Not only does this provide extra capacity options for the customer but the addition of extra fibres within the cable provides resiliency. GPON is more resilient than active optical fibre networks like active Ethernet or Hybrid Fibre Coax (HFC) because there is a reduced reliance on active components, which require electricity, between the FAN and customer’s premise.

In areas that are flood prone – and this includes many major regional towns built along life sustaining rivers – a reduction in active components increases survivability.

A key feature of the NBN Co fibre access network design is the addition of a ‘cold standby’ distribution fibre diversity path between the FAN and Fibre Distribution Hub (FDH) (fibre spitters contained in a small cabinet located in the street). What this means is that in the event of a fibre failure between the FAN and FDH, a technician will be able to patch and activate an alternate fibre connection.

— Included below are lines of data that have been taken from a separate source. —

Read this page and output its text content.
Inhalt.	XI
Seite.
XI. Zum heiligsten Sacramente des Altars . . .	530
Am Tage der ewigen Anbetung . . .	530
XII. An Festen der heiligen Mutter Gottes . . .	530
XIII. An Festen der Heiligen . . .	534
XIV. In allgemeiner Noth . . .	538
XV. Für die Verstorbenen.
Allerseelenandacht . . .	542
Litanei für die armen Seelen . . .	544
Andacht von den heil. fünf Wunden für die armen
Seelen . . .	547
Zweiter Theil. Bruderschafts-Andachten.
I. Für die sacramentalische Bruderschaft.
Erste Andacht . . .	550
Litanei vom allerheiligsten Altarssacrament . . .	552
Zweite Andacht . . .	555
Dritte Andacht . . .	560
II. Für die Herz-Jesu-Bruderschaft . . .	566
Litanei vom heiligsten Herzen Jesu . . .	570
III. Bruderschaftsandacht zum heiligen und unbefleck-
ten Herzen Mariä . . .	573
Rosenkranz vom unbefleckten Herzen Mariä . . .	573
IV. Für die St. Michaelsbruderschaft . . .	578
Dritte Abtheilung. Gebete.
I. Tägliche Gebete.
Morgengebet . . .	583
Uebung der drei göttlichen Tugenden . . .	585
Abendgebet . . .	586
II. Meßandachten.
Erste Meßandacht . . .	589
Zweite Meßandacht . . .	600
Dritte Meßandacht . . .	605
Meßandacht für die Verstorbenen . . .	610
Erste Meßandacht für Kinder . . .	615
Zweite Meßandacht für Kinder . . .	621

This is a significant change compared to the copper network, which has not typically included diversity between the exchange and end users. McLaren highlights this point and is confident that “adding extra diversity in the access network brings a big advantage.”

A fresh start

NBN Co’s network design provides balance between cost, performance and the need for resilience and survivability. The digital economy is vital for Australia’s future and every Australian business, from the smallest and most remote to the largest urban based company, must be provided with network connections that provide the greatest possible opportunity to succeed.

The NBN will provide residential customers with an upgrade path that will ensure everyone can access the new and exciting digital services that will become available in time.

The network’s resilience and survivability have benefited from the decision to make a fresh start. It would be a shame to see this work cast aside in a rush to provide a cut price NBN. 

Mark Gregory is a Senior Lecturer in Electrical and Computer Engineering at RMIT University.